Although the variety of new trends impacting the data center market has been broad, arguably the most impactful has been the Internet of Things (IoT). The IoT has created a more connected world than ever before and has vastly increased the volume of machine data. The continued growth of the IoT, the rising volume of digital traffic, and the increasing adoption of cloud-based applications are key technology trends that are shaping the landscape of data centers.
Data centers have become increasingly distributed, and the data management requirements more complex; coupled with reduced budgets and fewer staff, this can create a perfect storm of management challenges. In fact, 59 percent of IT budgets are unchanged, and 16 percent are decreasing, according to Gartner. What’s more, hybrid environments mean that IT teams no longer have the holistic view they once had with a single on-premises data center. Frustrations include decreased visibility to assets, inability to compare performance, and timely or costly deployment.

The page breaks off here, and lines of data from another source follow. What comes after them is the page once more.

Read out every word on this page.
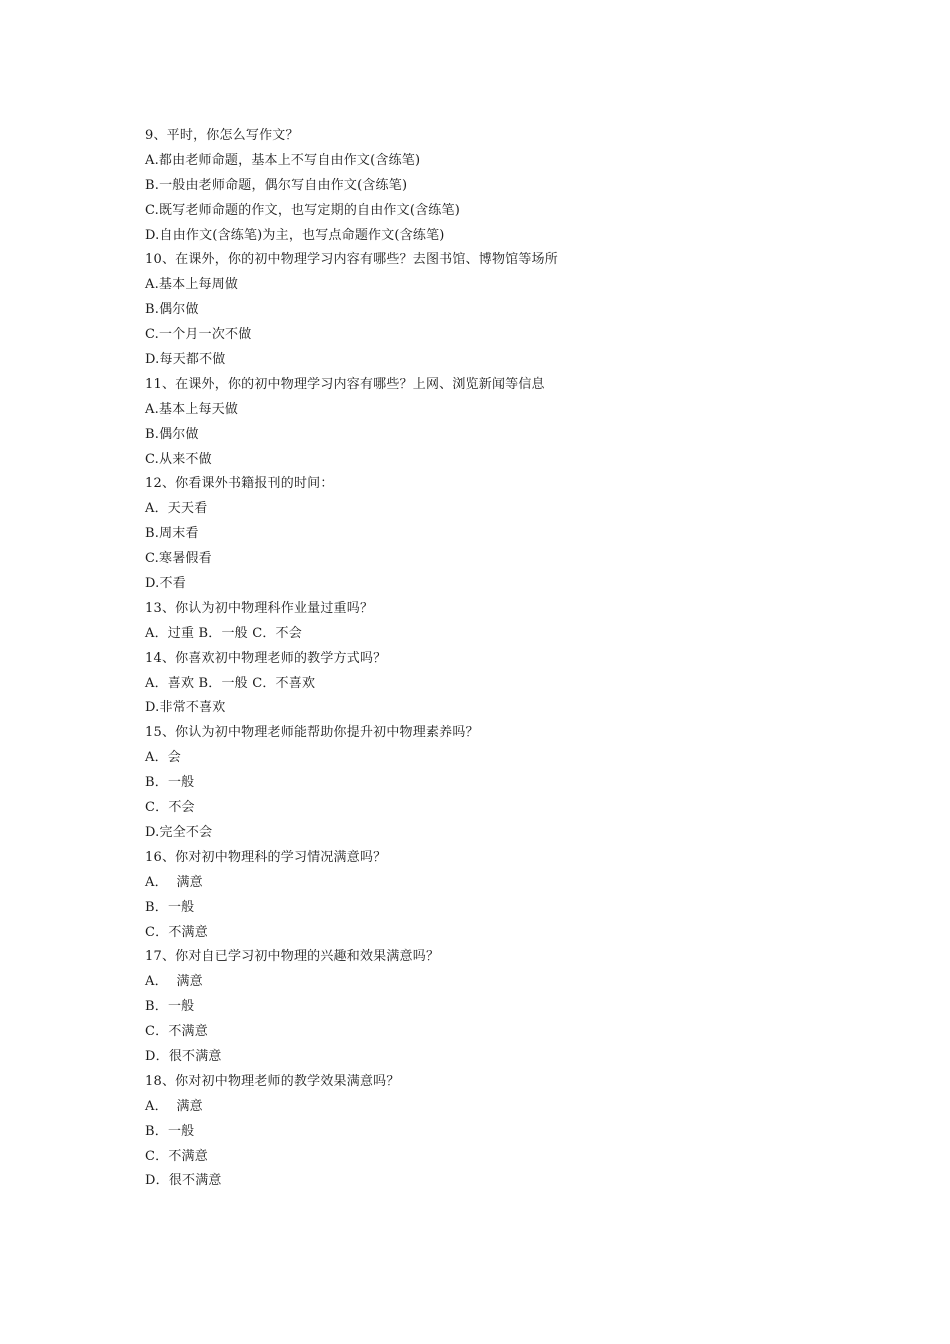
9、平时，你怎么写作文？
A.都由老师命题，基本上不写自由作文(含练笔)
B.一般由老师命题，偶尔写自由作文(含练笔)
C.既写老师命题的作文，也写定期的自由作文(含练笔)
D.自由作文(含练笔)为主，也写点命题作文(含练笔)
10、在课外，你的初中物理学习内容有哪些？去图书馆、博物馆等场所
A.基本上每周做
B.偶尔做
C.一个月一次不做
D.每天都不做
11、在课外，你的初中物理学习内容有哪些？上网、浏览新闻等信息
A.基本上每天做
B.偶尔做
C.从来不做
12、你看课外书籍报刊的时间：
A．天天看
B.周末看
C.寒暑假看
D.不看
13、你认为初中物理科作业量过重吗？
A．过重 B．一般 C．不会
14、你喜欢初中物理老师的教学方式吗？
A．喜欢 B．一般 C．不喜欢
D.非常不喜欢
15、你认为初中物理老师能帮助你提升初中物理素养吗？
A．会
B．一般
C．不会
D.完全不会
16、你对初中物理科的学习情况满意吗？
A．  满意
B．一般
C．不满意
17、你对自已学习初中物理的兴趣和效果满意吗？
A．  满意
B．一般
C．不满意
D．很不满意
18、你对初中物理老师的教学效果满意吗？
A．  满意
B．一般
C．不满意
D．很不满意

In earlier generations, data centers were entirely on-premises. Many data center managers leveraged traditional data center infrastructure management (DCIM) to gain an understanding and provide analyses of IT ecosystems’ health. DCIM has played a hugely positive role in bringing much-needed improvements to the way data centers are being managed in the digital age- from optimizing facilities, and implementing customer feedback - DCIM is extremely valuable. However, with a more distributed ecosystem, standard DCIM would need to be deployed in each individual data center site used by an organization, rendering it too costly, timely and inefficient.